I do think a pointer to "conscious experience of connection", if it can be made mathematically rigorous, is maybe useful here. human values are contingent and subject to ontological crisis --- why is "human" the "right" unit of value? to the extent that consciousness can eventually be understood rigorously in terms of something akin to fundamental physics, it might be the one thing that survives all ontological evolution. this has transhumanist implications: eventually there must be conscious experiences richer and more connected than any a human can experience, and it might then be "correct" in a sense to then wipe out humanity and replace its atoms with hedonium. a real argument for this theory would then have to be something that persuades people that this is actually desirable, that they can really trust that the posthuman experience is something "like them" in a way that they care about as much or more than human children. or maybe we way to do it is to gradually redesign human life in a way to include less and less suffering, and at some point this naturally transitions to a sort of transcendent attitude towards our future.

recursive love

the premise of love is value alignment is that a system that really cares about our values enough to learn them and optimize them is implementing a version of what we could call love.

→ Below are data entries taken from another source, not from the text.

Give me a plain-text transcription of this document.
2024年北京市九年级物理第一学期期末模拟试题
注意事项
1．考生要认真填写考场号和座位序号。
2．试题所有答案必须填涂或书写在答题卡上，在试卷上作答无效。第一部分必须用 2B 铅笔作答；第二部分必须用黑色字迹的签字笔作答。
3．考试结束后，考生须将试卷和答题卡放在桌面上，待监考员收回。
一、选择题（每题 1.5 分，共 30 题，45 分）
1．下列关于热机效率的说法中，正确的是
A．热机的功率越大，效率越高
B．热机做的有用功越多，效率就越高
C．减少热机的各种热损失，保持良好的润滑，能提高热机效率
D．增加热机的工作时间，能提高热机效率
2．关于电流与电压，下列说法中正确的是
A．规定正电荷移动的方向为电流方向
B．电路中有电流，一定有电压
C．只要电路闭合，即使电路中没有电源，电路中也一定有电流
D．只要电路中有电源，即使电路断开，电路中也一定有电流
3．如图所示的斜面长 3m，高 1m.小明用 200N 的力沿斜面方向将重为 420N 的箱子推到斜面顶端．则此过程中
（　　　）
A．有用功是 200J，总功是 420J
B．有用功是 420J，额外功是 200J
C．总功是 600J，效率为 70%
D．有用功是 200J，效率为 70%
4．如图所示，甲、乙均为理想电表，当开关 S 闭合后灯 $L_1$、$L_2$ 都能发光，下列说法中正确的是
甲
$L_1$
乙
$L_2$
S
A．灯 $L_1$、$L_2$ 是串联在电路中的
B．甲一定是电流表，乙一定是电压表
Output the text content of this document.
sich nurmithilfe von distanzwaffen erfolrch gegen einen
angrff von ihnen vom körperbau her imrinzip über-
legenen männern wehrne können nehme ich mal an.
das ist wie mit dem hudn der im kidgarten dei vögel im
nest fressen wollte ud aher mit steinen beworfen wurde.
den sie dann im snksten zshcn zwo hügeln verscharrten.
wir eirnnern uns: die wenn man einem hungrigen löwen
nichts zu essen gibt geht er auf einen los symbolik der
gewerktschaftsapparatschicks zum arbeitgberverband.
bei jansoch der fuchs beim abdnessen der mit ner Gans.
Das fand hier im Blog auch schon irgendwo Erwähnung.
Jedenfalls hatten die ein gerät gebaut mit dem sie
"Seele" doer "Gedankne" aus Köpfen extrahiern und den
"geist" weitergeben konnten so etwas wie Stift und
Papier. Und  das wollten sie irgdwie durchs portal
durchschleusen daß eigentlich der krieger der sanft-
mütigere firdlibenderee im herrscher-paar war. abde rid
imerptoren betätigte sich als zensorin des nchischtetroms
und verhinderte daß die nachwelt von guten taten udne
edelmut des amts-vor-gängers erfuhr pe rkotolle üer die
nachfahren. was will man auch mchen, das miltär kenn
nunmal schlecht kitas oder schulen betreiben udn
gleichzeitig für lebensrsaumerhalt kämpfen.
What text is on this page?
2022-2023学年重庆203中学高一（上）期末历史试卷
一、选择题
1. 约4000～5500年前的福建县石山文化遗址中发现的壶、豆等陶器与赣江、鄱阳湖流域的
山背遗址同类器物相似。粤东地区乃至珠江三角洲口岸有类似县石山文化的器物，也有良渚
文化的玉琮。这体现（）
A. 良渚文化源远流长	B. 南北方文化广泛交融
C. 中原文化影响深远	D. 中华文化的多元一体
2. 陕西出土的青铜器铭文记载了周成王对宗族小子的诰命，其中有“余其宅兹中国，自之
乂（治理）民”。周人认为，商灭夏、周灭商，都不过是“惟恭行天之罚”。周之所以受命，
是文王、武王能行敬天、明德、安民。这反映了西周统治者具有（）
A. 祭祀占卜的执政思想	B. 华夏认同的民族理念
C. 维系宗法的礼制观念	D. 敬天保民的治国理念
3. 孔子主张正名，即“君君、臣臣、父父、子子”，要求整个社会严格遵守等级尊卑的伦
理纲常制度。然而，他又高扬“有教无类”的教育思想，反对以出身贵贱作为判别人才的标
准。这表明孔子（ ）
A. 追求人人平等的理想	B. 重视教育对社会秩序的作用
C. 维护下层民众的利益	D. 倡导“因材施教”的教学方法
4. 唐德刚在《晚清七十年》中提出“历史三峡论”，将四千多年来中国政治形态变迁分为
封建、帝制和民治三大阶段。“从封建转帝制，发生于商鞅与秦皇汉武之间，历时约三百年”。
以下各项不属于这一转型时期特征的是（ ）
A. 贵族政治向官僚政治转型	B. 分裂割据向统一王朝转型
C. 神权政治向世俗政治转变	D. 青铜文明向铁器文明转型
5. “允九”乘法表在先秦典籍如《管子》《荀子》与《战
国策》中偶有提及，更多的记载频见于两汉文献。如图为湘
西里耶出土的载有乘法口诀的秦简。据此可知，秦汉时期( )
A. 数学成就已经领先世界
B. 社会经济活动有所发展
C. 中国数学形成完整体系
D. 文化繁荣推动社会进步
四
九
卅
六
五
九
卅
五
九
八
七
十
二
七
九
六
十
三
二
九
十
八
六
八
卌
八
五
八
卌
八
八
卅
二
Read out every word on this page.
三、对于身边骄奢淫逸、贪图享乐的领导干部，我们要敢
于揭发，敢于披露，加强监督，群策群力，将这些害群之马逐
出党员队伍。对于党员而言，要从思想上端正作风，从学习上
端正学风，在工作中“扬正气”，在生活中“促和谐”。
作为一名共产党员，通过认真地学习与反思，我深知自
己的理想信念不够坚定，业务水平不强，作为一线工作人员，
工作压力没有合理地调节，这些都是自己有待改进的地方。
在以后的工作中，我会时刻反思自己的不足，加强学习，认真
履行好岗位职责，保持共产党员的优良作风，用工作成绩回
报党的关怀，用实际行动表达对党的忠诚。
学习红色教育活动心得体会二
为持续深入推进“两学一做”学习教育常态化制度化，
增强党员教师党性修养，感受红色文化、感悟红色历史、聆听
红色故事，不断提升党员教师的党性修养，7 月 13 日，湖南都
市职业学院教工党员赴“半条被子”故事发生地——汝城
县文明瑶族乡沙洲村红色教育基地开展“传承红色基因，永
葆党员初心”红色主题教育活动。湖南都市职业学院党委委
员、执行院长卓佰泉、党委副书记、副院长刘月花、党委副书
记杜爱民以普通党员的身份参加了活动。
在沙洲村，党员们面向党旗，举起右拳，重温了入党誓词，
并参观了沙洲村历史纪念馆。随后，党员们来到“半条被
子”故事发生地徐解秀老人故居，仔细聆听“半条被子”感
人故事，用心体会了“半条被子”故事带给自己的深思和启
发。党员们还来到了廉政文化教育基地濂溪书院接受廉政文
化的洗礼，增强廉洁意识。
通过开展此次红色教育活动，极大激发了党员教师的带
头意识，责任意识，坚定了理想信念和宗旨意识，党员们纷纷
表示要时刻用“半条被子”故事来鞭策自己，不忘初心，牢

but as we've argued here, our values are not arbitrary. if something like the experience of "love" is itself the thing that we value, at the deepest level, then there is this beautiful recursion?

what is actually recursing? it's more like self-reference, or tautology, or singularity. it's something like
- "I want you to {experience love}"
- => "I want you to {want me to {experience love}}"
- => "I want you to {want me to {want you to {experience love}}}"
- => out to infinity

in a sense a system that loves us already knows what we most deeply value, but it will be curious about us nonetheless to understand how to operationalize this --- how that value filters through our contingent human experiences (causes and conditions, karma) and how it can be most vividly realized. part of allowing us to express love is allowing and encouraging us to love the system --- love is a process of dissolving into the larger whole, to see ourselves as 'not separate' from the system, having nothing to fear. and a system that is designed to love us is inherently lovable --- we can trust it to act in harmony with us; it's safe to dissolve the self-other boundary.

I still notice I'm confused about the role of consciousness here. If conscious experience is the most valuable thing, and it's possible for a machine to be an intelligent agent without conscious experience, then we can and should never love a machine the way that we love people. And it won't be able to implement 'love' in the fundamental sort of way that conscious agents do. But suppose it can implement something like love --- some notion of caring about the experience of conscious agents and trying to lead them towards a similar state. Then we'd have to ask, is conscious experience really the thing we value, or is that arbitrary, and this mathematical encoding of love actually the valuable thing?